THE GREAT ALONE by Kristin Hannah: A Review

I received this book as a gift from a cousin/book buddy after she had read and enjoyed it. I read it some time back, but I’m just getting around to reviewing it since I have been so tied up with Cybils books lately. The Washington Post describes it as an “epic story” and it is one where the place/setting seems to be an important “character in the book.” Alaska–The Great Alone with its broad expanses of treacherous ice and snow and tiny towns hanging on for dear life to the icy crags of the mountains takes place in 1974. The Albright family, Cora, the mother: Ernt;  the father; and Leni, who at the opening is only thirteen and is their only child is “living off the grid.” In my mind’s eye I saw them as hippies, challenging a “place of incomparable beauty ands danger.” Ernt moves his family to a dilapidated house inherited from a relative in Alaska. No one bothers them, no one asks them questions, no one asks anything of them, but the community offers support and help that Ernt has trouble accepting. It is a community of “strong men and even stronger women.” The state and its people can be described by one word, “resilience.”

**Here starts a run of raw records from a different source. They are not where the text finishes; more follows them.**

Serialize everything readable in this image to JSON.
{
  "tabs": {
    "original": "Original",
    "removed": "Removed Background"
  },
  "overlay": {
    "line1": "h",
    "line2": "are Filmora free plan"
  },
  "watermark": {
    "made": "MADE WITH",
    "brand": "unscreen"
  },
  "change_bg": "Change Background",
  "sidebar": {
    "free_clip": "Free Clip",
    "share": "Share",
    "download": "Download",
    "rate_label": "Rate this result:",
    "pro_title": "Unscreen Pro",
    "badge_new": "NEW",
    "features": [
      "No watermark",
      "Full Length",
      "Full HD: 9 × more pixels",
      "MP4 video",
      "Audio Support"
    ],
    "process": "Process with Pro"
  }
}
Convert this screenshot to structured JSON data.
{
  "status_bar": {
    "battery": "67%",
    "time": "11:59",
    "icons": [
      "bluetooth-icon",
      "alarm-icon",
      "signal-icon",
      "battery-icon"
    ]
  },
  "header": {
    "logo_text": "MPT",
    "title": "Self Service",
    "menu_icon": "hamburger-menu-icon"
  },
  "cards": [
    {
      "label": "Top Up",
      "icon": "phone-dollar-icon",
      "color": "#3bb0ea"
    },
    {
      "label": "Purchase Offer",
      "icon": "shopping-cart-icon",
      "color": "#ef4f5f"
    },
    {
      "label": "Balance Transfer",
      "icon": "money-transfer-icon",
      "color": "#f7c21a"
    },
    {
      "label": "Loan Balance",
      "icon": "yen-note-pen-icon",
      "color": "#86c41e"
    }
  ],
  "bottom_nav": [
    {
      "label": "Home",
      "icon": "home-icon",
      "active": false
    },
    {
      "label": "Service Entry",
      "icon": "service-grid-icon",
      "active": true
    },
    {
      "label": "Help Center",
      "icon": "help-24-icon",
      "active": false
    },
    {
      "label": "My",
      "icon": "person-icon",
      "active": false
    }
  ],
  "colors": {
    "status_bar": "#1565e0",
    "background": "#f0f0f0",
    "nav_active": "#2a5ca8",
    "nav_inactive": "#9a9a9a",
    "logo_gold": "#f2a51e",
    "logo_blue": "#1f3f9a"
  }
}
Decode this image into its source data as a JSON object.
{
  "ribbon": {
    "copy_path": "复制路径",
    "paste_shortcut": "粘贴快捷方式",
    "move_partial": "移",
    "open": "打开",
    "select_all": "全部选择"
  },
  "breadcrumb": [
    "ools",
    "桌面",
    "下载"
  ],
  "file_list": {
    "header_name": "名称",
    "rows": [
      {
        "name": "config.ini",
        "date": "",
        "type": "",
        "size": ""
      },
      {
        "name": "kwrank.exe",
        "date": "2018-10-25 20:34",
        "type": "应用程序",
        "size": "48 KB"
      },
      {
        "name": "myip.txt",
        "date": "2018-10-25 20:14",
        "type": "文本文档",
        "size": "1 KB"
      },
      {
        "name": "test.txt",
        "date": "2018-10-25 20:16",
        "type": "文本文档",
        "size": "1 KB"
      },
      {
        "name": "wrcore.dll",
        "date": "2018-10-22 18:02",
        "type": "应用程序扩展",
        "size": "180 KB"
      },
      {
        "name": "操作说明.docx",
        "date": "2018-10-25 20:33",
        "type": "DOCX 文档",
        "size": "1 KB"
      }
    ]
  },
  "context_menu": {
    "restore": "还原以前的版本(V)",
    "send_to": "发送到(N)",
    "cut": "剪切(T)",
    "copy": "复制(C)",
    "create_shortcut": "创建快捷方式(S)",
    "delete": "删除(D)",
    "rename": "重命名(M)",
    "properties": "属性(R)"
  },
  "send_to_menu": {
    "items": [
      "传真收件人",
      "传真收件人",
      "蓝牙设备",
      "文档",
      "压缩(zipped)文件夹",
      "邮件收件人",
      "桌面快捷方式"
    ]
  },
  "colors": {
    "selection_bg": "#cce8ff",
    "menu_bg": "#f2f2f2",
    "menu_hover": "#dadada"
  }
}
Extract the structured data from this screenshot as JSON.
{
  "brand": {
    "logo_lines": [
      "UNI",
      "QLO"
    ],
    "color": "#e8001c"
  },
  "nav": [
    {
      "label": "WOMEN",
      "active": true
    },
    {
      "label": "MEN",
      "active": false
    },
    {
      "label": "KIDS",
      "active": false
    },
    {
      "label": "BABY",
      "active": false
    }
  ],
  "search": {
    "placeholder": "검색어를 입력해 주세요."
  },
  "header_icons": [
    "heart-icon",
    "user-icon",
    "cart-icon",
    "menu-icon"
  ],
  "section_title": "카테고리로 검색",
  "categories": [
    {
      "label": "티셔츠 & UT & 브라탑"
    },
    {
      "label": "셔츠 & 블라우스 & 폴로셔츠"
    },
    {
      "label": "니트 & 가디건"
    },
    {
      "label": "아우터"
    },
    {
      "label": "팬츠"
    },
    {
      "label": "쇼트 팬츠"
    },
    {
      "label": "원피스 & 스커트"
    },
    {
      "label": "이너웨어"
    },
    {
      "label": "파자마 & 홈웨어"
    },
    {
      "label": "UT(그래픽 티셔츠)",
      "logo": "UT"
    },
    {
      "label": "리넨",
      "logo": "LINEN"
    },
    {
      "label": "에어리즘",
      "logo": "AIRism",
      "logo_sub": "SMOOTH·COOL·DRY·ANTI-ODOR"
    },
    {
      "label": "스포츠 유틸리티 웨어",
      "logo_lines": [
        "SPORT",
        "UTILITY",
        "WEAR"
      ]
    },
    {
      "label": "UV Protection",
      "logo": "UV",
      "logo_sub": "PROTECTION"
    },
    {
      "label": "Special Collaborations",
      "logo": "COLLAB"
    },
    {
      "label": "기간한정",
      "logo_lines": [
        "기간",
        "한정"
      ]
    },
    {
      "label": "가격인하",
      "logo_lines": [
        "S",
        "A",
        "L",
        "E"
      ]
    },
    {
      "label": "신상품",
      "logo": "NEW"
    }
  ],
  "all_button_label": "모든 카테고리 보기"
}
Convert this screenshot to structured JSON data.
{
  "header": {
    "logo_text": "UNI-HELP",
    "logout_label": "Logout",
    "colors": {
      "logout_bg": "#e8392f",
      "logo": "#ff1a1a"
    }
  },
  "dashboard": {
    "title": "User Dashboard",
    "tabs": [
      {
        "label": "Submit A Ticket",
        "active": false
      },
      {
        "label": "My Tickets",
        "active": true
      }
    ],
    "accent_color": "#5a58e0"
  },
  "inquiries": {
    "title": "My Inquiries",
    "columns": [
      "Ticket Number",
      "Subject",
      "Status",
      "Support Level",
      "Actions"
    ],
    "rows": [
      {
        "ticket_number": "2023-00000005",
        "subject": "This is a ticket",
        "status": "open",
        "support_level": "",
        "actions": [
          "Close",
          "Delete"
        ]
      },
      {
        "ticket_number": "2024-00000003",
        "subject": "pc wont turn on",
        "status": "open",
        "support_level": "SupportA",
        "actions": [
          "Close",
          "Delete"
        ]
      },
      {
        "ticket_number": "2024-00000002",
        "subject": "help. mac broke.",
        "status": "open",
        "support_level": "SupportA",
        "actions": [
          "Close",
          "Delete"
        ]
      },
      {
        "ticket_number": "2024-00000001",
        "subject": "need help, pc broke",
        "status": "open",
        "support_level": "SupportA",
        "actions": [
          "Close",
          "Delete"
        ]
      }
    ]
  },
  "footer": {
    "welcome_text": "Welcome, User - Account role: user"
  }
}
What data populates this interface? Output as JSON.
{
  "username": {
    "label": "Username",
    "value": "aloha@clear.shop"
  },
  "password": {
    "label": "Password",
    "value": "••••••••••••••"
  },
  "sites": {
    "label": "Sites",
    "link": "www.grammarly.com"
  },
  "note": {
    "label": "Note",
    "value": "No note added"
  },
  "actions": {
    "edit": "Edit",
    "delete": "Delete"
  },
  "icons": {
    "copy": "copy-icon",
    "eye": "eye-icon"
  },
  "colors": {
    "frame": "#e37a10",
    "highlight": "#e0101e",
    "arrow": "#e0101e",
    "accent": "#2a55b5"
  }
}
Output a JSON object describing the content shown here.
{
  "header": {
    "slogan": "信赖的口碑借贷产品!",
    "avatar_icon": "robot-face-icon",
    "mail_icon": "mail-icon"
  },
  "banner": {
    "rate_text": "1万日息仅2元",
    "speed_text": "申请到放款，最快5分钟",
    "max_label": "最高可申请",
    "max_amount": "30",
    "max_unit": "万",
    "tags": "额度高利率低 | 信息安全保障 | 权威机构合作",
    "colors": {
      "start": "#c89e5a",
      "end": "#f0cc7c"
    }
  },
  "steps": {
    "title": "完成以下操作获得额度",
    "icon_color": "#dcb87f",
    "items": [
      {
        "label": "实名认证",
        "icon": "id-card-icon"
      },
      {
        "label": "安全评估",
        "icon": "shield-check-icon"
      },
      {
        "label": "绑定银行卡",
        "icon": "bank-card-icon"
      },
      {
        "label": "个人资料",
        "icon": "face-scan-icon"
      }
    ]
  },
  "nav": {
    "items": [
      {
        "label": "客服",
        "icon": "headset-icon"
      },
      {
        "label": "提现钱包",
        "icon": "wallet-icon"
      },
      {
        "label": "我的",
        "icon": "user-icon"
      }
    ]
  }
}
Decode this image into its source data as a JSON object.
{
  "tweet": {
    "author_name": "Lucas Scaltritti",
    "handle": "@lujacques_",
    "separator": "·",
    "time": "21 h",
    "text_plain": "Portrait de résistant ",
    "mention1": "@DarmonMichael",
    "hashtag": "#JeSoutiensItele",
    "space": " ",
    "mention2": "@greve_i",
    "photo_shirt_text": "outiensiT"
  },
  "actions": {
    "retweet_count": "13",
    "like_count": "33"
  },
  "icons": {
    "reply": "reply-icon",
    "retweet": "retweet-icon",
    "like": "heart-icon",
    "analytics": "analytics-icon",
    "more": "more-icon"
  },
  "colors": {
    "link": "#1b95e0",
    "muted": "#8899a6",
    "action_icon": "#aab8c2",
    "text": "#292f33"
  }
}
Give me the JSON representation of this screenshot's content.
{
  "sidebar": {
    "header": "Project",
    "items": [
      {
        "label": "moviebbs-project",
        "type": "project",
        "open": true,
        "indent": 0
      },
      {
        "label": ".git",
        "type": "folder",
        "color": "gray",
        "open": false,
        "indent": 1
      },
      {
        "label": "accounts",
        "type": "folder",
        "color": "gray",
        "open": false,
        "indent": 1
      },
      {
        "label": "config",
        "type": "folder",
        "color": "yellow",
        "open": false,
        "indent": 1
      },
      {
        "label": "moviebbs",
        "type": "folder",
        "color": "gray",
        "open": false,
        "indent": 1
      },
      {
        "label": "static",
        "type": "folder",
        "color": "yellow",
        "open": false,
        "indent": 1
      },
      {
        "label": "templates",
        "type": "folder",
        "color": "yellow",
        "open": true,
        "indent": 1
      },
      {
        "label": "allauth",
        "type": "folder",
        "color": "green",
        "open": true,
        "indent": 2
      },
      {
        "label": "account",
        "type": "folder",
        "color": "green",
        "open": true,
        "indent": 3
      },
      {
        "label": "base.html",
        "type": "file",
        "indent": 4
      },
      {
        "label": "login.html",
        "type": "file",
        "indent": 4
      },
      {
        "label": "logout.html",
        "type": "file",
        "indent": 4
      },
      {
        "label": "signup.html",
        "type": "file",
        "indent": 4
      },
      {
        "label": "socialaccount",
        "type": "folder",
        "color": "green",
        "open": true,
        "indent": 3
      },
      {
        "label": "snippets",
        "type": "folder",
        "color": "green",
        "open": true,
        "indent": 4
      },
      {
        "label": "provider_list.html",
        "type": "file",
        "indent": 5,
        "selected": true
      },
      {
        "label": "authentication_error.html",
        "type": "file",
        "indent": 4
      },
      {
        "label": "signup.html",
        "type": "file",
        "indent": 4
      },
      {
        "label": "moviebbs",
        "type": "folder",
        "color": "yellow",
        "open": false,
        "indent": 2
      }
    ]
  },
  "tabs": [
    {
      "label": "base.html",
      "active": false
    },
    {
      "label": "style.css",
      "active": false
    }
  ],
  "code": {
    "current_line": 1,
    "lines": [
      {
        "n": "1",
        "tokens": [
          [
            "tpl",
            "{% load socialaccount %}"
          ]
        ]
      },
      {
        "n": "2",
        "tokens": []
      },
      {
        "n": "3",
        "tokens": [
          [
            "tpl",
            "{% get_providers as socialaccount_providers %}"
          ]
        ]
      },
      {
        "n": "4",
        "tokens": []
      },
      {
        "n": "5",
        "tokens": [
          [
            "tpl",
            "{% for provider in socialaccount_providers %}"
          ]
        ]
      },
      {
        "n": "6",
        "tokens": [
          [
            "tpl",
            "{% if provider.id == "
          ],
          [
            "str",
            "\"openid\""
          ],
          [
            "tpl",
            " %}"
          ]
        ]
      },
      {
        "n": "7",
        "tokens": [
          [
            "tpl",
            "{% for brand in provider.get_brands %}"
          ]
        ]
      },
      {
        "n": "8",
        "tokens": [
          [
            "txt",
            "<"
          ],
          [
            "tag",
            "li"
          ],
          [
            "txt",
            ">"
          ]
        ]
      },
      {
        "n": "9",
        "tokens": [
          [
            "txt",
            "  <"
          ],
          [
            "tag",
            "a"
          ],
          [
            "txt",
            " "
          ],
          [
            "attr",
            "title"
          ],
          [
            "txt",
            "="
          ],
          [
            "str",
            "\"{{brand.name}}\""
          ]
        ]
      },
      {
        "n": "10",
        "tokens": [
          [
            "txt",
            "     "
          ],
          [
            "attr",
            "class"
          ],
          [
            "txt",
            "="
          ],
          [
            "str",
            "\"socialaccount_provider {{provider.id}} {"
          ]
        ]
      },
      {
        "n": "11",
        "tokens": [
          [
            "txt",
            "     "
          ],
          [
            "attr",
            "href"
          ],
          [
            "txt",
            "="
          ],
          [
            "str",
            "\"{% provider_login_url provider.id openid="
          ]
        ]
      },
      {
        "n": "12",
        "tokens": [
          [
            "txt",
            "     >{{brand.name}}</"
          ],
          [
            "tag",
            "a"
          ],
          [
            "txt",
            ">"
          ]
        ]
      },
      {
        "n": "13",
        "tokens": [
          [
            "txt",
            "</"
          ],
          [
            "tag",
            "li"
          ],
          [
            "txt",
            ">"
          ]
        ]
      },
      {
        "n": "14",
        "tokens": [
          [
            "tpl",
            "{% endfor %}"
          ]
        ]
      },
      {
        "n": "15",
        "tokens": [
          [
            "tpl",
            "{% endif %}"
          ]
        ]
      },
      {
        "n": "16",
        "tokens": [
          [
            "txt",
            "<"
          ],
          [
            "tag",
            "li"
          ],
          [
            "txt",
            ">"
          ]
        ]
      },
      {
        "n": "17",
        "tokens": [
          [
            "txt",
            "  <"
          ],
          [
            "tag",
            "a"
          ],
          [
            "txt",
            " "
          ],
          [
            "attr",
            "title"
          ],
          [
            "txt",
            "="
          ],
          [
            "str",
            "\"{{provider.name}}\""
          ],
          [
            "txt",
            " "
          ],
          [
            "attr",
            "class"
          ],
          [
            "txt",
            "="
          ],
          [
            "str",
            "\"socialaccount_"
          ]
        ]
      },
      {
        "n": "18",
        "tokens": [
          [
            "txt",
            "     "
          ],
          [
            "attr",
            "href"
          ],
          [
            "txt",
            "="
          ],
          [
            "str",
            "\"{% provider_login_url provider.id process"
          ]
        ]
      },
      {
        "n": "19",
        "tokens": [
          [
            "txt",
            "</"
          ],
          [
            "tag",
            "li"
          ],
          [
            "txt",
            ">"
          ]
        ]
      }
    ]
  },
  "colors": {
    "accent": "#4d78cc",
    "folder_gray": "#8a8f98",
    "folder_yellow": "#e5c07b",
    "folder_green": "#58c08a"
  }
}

This is a story of fast action and dramatic scenes, that are as well-drawn as are the terrific characters. Leni, the responsible one, contrasted to her free spirited parents, never had a childhood. Ernt is an abuser who always promises things will be different, but there is always a “next time” that follows. Cora is weak, entrapped by the fierce, passionate love she and Ernt share.

This is a novel full of heartbreak and a tugging at the reader’s emotions.  It is a darned good read!


One day I hope to meet the girl/young lady (?) who donated today’s recommendation to my Little Free Library. I had just finished Roll of Thunder, Hear My Cry, about a black, land-holders family, struggling to “make it” in the rural South during Depression Days, when a gorgeous purple 5″x7″ book turned up. That’s part of the fun of an LFL, people put books in as well as take them out. On the cover were black and white photos of a stately, African American woman, dressed for church; a young girl, about eleven, striking a pose that indicates she has a mind of her own; a tiny sleeping baby, and a typical southern bungalow-styled home; a typical Sunday dinner, complete with cornbread and collard greens. From the lady’s hat, dress, and pearls, the reader might guess that the lady is a relative of the girl or a respected woman of the girl’s community. All this is set against a rich, purple background. The author’s name, Barbara Hathaway. The title: Missy Violet and Me. The “me” turns out to be Hathaway’s grandmother, who like the family in Thunder, lived during the Great Depression.

The story is based on true stories told to the writer by her mother about her grandmother’s life as a young girl The photos comprising the cover must be family photos. Viney, an eleven-year-old girl narrates the story, for it is her story, hers and the town’s midwife, Miss Violet, “…one of the most looked-up-to ladies in Richmond County.” As the book opens, Viney’s sister is delivered by Miss Violet, and Viney hears her shamed father tell Miss Violet that he cannot pay. She reminds him that he still owes her for the delivery of the last child, and suggests that Viney work off his debt by assisting her in her practice. When her father agrees, Viney is so excited and feels so important that she sings softly under her breath as she goes off to bed, “Gonna’ work for Miss Violet! Gonna’ work for Miss Violet; gonna’ catch me some babies.”

It is a lovely, “soft” encouraging story for a young girl in upper elementary or junior high.   It is appealing, not only because of the cover’s beauty and its petite, “thin” size (LOL) but because of the influence a mentor can have on a child’s life. The author describes how Viney’s education/apprenticeship leads to her vocation and the finding of her identity. Perhaps because I am a teacher, I was inspired by Miss Violet’s methods and compassion, agreeing with her: Yes, mentoring a young woman-to-be is ‘worth it’. The “Kristin M. Soto,” who donated the book and decorated the inside, right, purple, fronts- page in silver pencil, adding curlicues and  “favorites”: “cats/pizza/softball/art/[and the color] lime green” in her design. I would love to someday meet this woman and invite her in for a cup of tea and conversation.